Интрига выставки «Мастерская’05» в том, что участники ее – студенты и выпускники традиционных художественных вузов – Суриковского, Строгановки, Полиграфа и т.п. С уверенностью можно сказать, что их там не учили тому, что они показывают сейчас на двух площадках Москвы – в филиале Музея современного искусства Зураба Церетели и в Государственном центре современного искусства. Большинство из них помимо академических штудий прошло обучение в «Свободных мастерских» при церетелиевском музее и подобных новообразованиях, вроде курса Иосифа Бакштейна, где молодых художников пытаются переформатировать в конкурентоспособные художественные единицы в рамках современного контекста.
Участники выставки «Мастерская» в массе не смогли всерьез заявить о себе, возможно, из-за того, что не хватило куражу.
Авторитетов не свергли, на баррикады не вышли.
Чинно так, с серьезными лицами выкатили на всеобщее обозрение усредненный продукт современного искусства. Вроде «все правильно сделали». В духе, то есть в русле, ну, почти как у… А успеха нет.
Несмотря на революционный контраст новых навыков со стандартами полученного высшего образования участники выбрали по-старпёрски надежную дорожку. Обратиться к актуальным художественным практикам после окончания традиционного вуза можно от отчаяния, из бунта и из конъюнктурного расчета. Можно, конечно, и по любви осуществить смену художественного вероисповедания. Но, глядя на продукт деятельности неофитов, не удается понять, что они там любят-то – в этом нудном, плохо придуманном, скучно сделанном искусстве. Тут разница между contemporary art и прочим art пропадает, потому что даже гипсовые цилиндры можно написать как Владимир Вейсберг – чтобы все утерлись и больше не брались за белые натюрморты. А можно из относительно свежих ингредиентов актуального искусства сделать тягостное зрелище.
Требовать от молодых серьезного качества никто не вправе. Удручает именно то, что они делают свои опусы уверенно и вполне профессионально, но – бессмысленно, что ли. Немало на проекте мудреных вещей, глядя на которые, задаешься вопросом из арсенала советского музейного гида: «Что же хотел сказать художник?».
Кстати иностранцы, брошенные на усиление молодежного проекта, выглядят еще более клинически заумными.
Особенно запомнилась работа Анну Капулайнен «Сатана приезжает в Москву». И в оригинале звучит красиво: «Sataana saapuu Moskovaan».
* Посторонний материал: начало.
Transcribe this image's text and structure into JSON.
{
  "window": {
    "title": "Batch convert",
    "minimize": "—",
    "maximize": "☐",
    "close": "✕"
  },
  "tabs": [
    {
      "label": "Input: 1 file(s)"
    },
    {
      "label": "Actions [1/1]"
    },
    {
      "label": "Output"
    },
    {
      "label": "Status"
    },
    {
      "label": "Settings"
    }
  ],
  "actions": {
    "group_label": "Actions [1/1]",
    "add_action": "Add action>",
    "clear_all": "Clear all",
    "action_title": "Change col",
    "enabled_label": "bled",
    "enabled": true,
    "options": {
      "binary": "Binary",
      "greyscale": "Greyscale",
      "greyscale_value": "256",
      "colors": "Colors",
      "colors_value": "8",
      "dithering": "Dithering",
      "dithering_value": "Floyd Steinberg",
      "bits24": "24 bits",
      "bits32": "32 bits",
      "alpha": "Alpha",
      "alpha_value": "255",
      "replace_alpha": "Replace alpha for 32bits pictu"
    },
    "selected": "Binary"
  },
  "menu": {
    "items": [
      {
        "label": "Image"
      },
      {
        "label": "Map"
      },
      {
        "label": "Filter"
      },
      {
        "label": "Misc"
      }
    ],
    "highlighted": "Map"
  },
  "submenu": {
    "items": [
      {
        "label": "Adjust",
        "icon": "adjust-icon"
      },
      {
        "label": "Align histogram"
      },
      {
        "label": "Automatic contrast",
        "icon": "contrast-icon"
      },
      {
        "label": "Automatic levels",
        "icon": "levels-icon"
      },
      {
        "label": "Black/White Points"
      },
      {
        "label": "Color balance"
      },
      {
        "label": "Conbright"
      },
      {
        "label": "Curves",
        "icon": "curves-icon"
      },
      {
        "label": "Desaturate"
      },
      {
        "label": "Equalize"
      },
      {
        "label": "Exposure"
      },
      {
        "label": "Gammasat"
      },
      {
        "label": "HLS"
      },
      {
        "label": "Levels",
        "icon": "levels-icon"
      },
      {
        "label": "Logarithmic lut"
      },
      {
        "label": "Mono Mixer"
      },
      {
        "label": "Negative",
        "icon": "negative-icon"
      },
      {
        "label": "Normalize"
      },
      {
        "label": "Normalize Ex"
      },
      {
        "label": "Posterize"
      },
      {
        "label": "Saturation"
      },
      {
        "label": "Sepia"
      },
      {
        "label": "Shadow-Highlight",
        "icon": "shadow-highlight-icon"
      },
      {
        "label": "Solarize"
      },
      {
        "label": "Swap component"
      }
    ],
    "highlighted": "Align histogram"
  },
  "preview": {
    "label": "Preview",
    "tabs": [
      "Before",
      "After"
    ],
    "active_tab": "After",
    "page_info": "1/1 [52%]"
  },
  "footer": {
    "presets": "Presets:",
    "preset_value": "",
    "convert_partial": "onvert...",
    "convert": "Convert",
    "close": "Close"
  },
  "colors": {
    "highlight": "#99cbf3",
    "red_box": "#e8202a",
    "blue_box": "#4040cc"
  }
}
Справедливости ради надо сказать, что молодые попали не в лучший период отечественного искусства. Время бунта прошло еще в 1990-х. Актуальное искусство остепенилось и движется к салону. Наработаны приемы, навыки, техники – места для открытий почти не осталось. А свергать основы набравшего силу мейнстрима contemporary art посложнее, чем расплеваться с умением «укладывать пространство» и «лепить форму цветом». Главное – этому (свергать основы мейнстрима) наверняка не учат на ускоренных курсах современного искусства.
16, 23 и 30 июня на Петровке, 25 будут показывать программу «Арт-хаус в коротком метре». Обнадеживает, что не «видеоарт» — пожалуй, из отечественных видеоартистов только Мизин с Шабуровым обладают органичным чувством китча, чтобы делать видео на коленке. Определение «арт-хаус» дает надежду на кинематографические корни феномена. А вдруг.
Московский музей современного искусства. Ермолаевский пер., 17.
Государственный центр современного искусства. Зоологическая ул., 13.